The 5G network is claimed to be the ideal solution for connected Augmented and Virtual Reality experiences, as that allows for extreme throughout, uniform experience, and ultra-low latency.
ABI Research, market-foresight advisory firm that provides strategic guidance on transformative tech, predicts that nearly 10% of industrial smart glasses and VR devices will have a 5G connection by 2026. Marina Lu, senior analyst at ABI Research, is quoted to have said that wearing smart glasses provides a hands-free experience that enables workers to pay full attention to the work that needs doing. AR overlays a digital twin consisting of varying repair instructions based on the worker’s personal requirements on a physical object. Lu is also quoted to have said that continuous connectivity is vital for applications connecting field workers to a remote professional, as they require high-accuracy interaction and, for time-sensitive applications, low end-to-end latency.
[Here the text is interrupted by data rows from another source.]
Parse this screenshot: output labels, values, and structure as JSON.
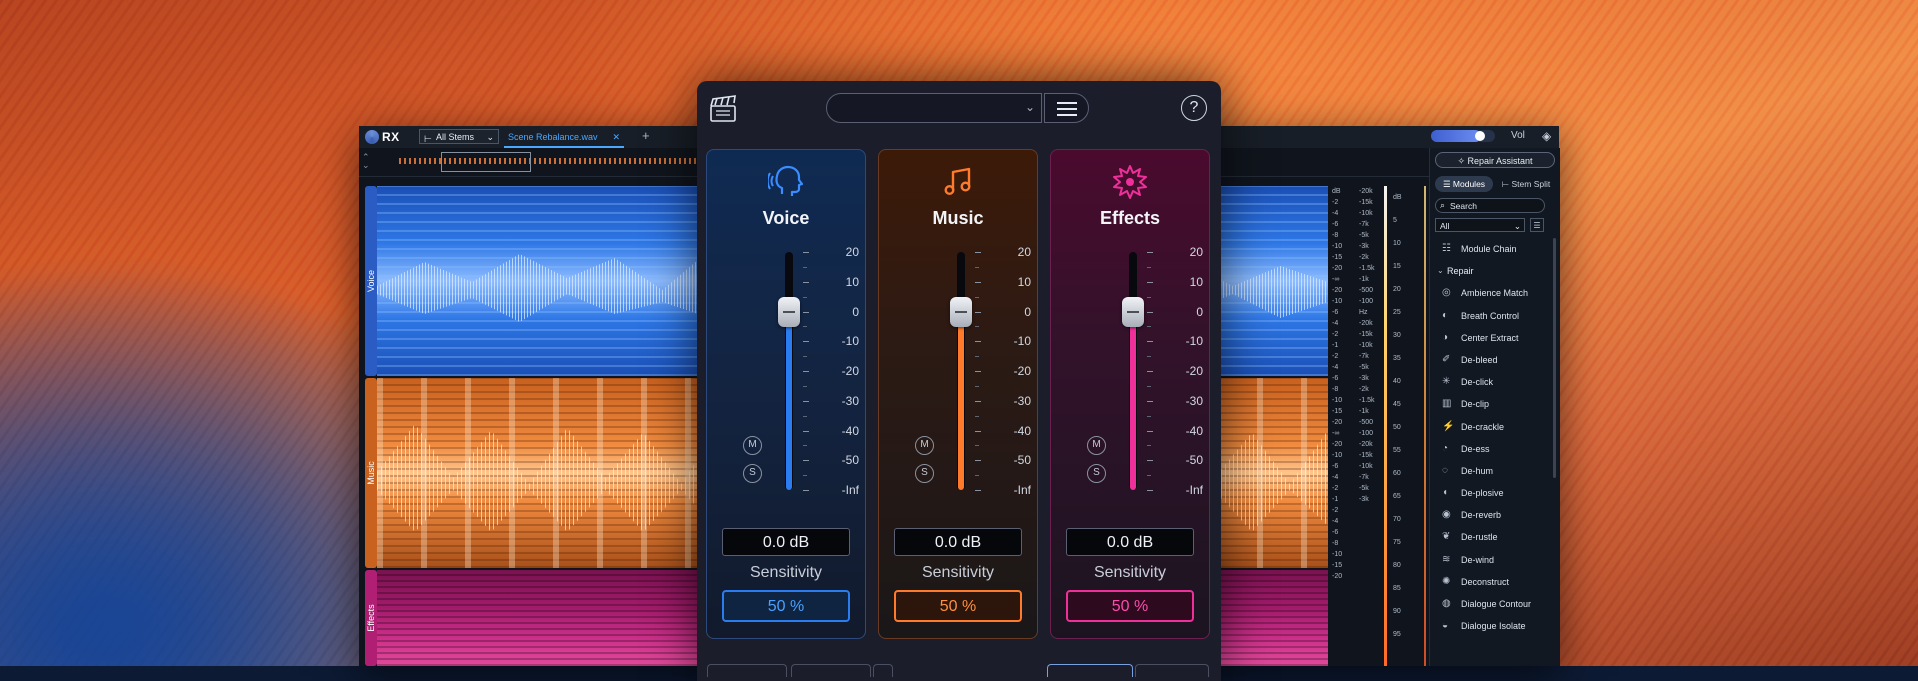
{
  "colors": {
    "voice": "#2b7cf0",
    "music": "#ff7a2a",
    "effects": "#f0309a"
  },
  "rx": {
    "logo": "RX",
    "stems_dropdown": "All Stems",
    "file_tab": "Scene Rebalance.wav",
    "file_tab_close": "✕",
    "new_tab": "+",
    "vol_label": "Vol",
    "vol_level": 0.78,
    "lanes": [
      "Voice",
      "Music",
      "Effects"
    ],
    "db_scale_1": [
      "dB",
      "-2",
      "-4",
      "-6",
      "-8",
      "-10",
      "-15",
      "-20",
      "-∞",
      "-20",
      "-10",
      "-6",
      "-4",
      "-2",
      "-1",
      "-2",
      "-4",
      "-6",
      "-8",
      "-10",
      "-15",
      "-20",
      "-∞",
      "-20",
      "-10",
      "-6",
      "-4",
      "-2",
      "-1",
      "-2",
      "-4",
      "-6",
      "-8",
      "-10",
      "-15",
      "-20"
    ],
    "hz_scale": [
      "-20k",
      "-15k",
      "-10k",
      "-7k",
      "-5k",
      "-3k",
      "-2k",
      "-1.5k",
      "-1k",
      "-500",
      "-100",
      "Hz",
      "-20k",
      "-15k",
      "-10k",
      "-7k",
      "-5k",
      "-3k",
      "-2k",
      "-1.5k",
      "-1k",
      "-500",
      "-100",
      "-20k",
      "-15k",
      "-10k",
      "-7k",
      "-5k",
      "-3k"
    ],
    "db_scale_2": [
      "dB",
      "5",
      "10",
      "15",
      "20",
      "25",
      "30",
      "35",
      "40",
      "45",
      "50",
      "55",
      "60",
      "65",
      "70",
      "75",
      "80",
      "85",
      "90",
      "95"
    ],
    "sidebar": {
      "repair_assistant": "Repair Assistant",
      "tab_modules": "Modules",
      "tab_stem_split": "Stem Split",
      "search_placeholder": "Search",
      "filter": "All",
      "modules": [
        {
          "label": "Module Chain",
          "icon": "☷",
          "category": false
        },
        {
          "label": "Repair",
          "icon": "⌄",
          "category": true
        },
        {
          "label": "Ambience Match",
          "icon": "◎",
          "category": false
        },
        {
          "label": "Breath Control",
          "icon": "◐",
          "category": false
        },
        {
          "label": "Center Extract",
          "icon": "◑",
          "category": false
        },
        {
          "label": "De-bleed",
          "icon": "✐",
          "category": false
        },
        {
          "label": "De-click",
          "icon": "✳",
          "category": false
        },
        {
          "label": "De-clip",
          "icon": "▥",
          "category": false
        },
        {
          "label": "De-crackle",
          "icon": "⚡",
          "category": false
        },
        {
          "label": "De-ess",
          "icon": "◔",
          "category": false
        },
        {
          "label": "De-hum",
          "icon": "◌",
          "category": false
        },
        {
          "label": "De-plosive",
          "icon": "◖",
          "category": false
        },
        {
          "label": "De-reverb",
          "icon": "◉",
          "category": false
        },
        {
          "label": "De-rustle",
          "icon": "❦",
          "category": false
        },
        {
          "label": "De-wind",
          "icon": "≋",
          "category": false
        },
        {
          "label": "Deconstruct",
          "icon": "✺",
          "category": false
        },
        {
          "label": "Dialogue Contour",
          "icon": "◍",
          "category": false
        },
        {
          "label": "Dialogue Isolate",
          "icon": "◒",
          "category": false
        }
      ]
    }
  },
  "plugin": {
    "help": "?",
    "scale_labels": [
      "20",
      "10",
      "0",
      "-10",
      "-20",
      "-30",
      "-40",
      "-50",
      "-Inf"
    ],
    "panels": [
      {
        "key": "voice",
        "title": "Voice",
        "gain": "0.0 dB",
        "sensitivity_label": "Sensitivity",
        "sensitivity": "50 %",
        "mute": "M",
        "solo": "S",
        "fader_value_db": 0
      },
      {
        "key": "music",
        "title": "Music",
        "gain": "0.0 dB",
        "sensitivity_label": "Sensitivity",
        "sensitivity": "50 %",
        "mute": "M",
        "solo": "S",
        "fader_value_db": 0
      },
      {
        "key": "effects",
        "title": "Effects",
        "gain": "0.0 dB",
        "sensitivity_label": "Sensitivity",
        "sensitivity": "50 %",
        "mute": "M",
        "solo": "S",
        "fader_value_db": 0
      }
    ]
  }
}
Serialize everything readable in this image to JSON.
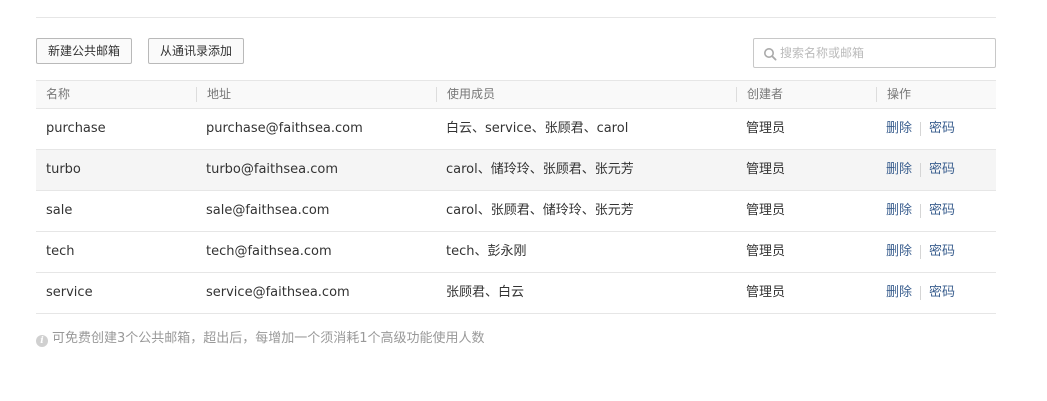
{
  "toolbar": {
    "new_button": "新建公共邮箱",
    "contacts_button": "从通讯录添加",
    "search_placeholder": "搜索名称或邮箱"
  },
  "table": {
    "headers": [
      "名称",
      "地址",
      "使用成员",
      "创建者",
      "操作"
    ],
    "rows": [
      {
        "name": "purchase",
        "address": "purchase@faithsea.com",
        "members": "白云、service、张顾君、carol",
        "creator": "管理员",
        "delete": "删除",
        "password": "密码"
      },
      {
        "name": "turbo",
        "address": "turbo@faithsea.com",
        "members": "carol、储玲玲、张顾君、张元芳",
        "creator": "管理员",
        "delete": "删除",
        "password": "密码"
      },
      {
        "name": "sale",
        "address": "sale@faithsea.com",
        "members": "carol、张顾君、储玲玲、张元芳",
        "creator": "管理员",
        "delete": "删除",
        "password": "密码"
      },
      {
        "name": "tech",
        "address": "tech@faithsea.com",
        "members": "tech、彭永刚",
        "creator": "管理员",
        "delete": "删除",
        "password": "密码"
      },
      {
        "name": "service",
        "address": "service@faithsea.com",
        "members": "张顾君、白云",
        "creator": "管理员",
        "delete": "删除",
        "password": "密码"
      }
    ]
  },
  "note": {
    "icon": "info-icon",
    "text": "可免费创建3个公共邮箱，超出后，每增加一个须消耗1个高级功能使用人数"
  },
  "colors": {
    "action_link": "#3b5f8f",
    "alt_row_bg": "#f5f5f5",
    "header_bg": "#f9f9f9"
  }
}
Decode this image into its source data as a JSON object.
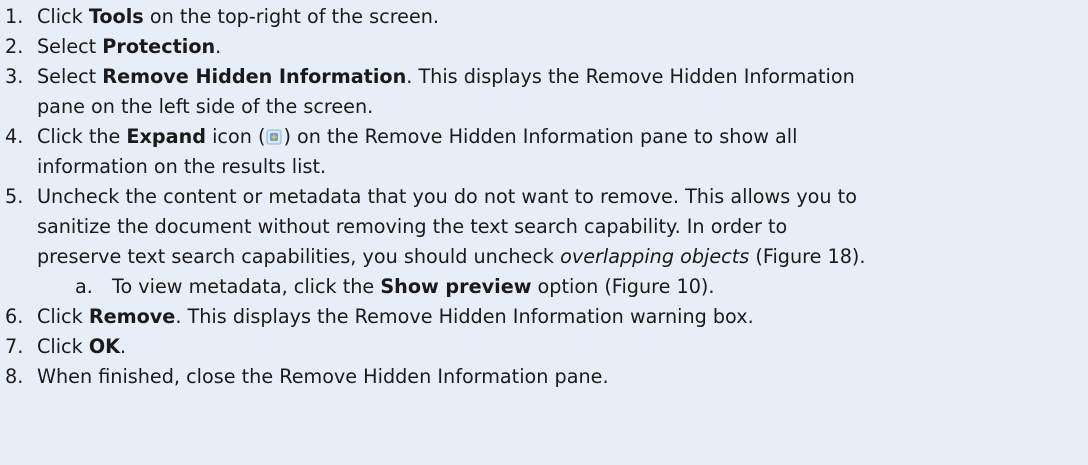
{
  "steps": [
    {
      "num": "1.",
      "lines": [
        [
          "Click ",
          {
            "b": "Tools"
          },
          " on the top-right of the screen."
        ]
      ]
    },
    {
      "num": "2.",
      "lines": [
        [
          "Select ",
          {
            "b": "Protection"
          },
          "."
        ]
      ]
    },
    {
      "num": "3.",
      "lines": [
        [
          "Select ",
          {
            "b": "Remove Hidden Information"
          },
          ".  This displays the Remove Hidden Information"
        ],
        [
          "pane on the left side of the screen."
        ]
      ]
    },
    {
      "num": "4.",
      "lines": [
        [
          "Click the ",
          {
            "b": "Expand"
          },
          " icon (",
          {
            "icon": "expand-icon"
          },
          ") on the Remove Hidden Information pane to show all"
        ],
        [
          "information on the results list."
        ]
      ]
    },
    {
      "num": "5.",
      "lines": [
        [
          "Uncheck the content or metadata that you do not want to remove.  This allows you to"
        ],
        [
          "sanitize the document without removing the text search capability.  In order to"
        ],
        [
          "preserve text search capabilities, you should uncheck ",
          {
            "i": "overlapping objects"
          },
          " (Figure 18)."
        ]
      ],
      "sub": {
        "num": "a.",
        "lines": [
          [
            "To view metadata, click the ",
            {
              "b": "Show preview"
            },
            " option (Figure 10)."
          ]
        ]
      }
    },
    {
      "num": "6.",
      "lines": [
        [
          "Click ",
          {
            "b": "Remove"
          },
          ".  This displays the Remove Hidden Information warning box."
        ]
      ]
    },
    {
      "num": "7.",
      "lines": [
        [
          "Click ",
          {
            "b": "OK"
          },
          "."
        ]
      ]
    },
    {
      "num": "8.",
      "lines": [
        [
          "When finished, close the Remove Hidden Information pane."
        ]
      ]
    }
  ]
}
Devices can provide 4G and eventually 5G networks in remote locations where there is no Wi-Fi to enable connectivity and safety for workers.
The article lists the following connectivity vendors and telcos as those who believe AR and VR are prime use cases for the 5G network:
- SK Telekom
Ericsson has recently used AR troubleshooting at production sites in Estonia, and is expanding to sites in China. Engineers can use this technology to solve complex issues via fault finding data and immediate information sharing, leading to a potential 50% boost in productivity. Also, Xerox Israel has deployed AR in the field to increase remote resolution rates, first-time fix rates, and mean repair time.
Cellular connectivity is also claimed to potentially expand the AR/VR working area. Low-Power Wide-Area Networks (LPWAN) are able to support simple remote devices that lack frequent communication while maintaining energy efficiency; the combination of AR/VR and Internet of Things (IoT) improves the value chain for use in manufacturing. Huawei and Toshiba’s NB-IoT solution is an example of LPWA adoption. Flowserve, a manufacturer and aftermarket service provider of flow control products, uses real-time sensors with AR to predict pump failure, provide exact instructions for repair, and share management analytics.
Eric Abbruzzese, principal analyst at ABI Research, is quoted to have said that the key to improving AR/VR user experiences and integration in the industry market is mobility. Although this places new requirements on network services and structure, it creates new opportunities connecting the product with the factory, and understanding consumers. Abbruzzese is also quoted to have said that for users to receive info at any time and place, and to interact with their environment, ubiquitous connectivity is required, therefore new business models need to be developed to leverage connectivity capabilities.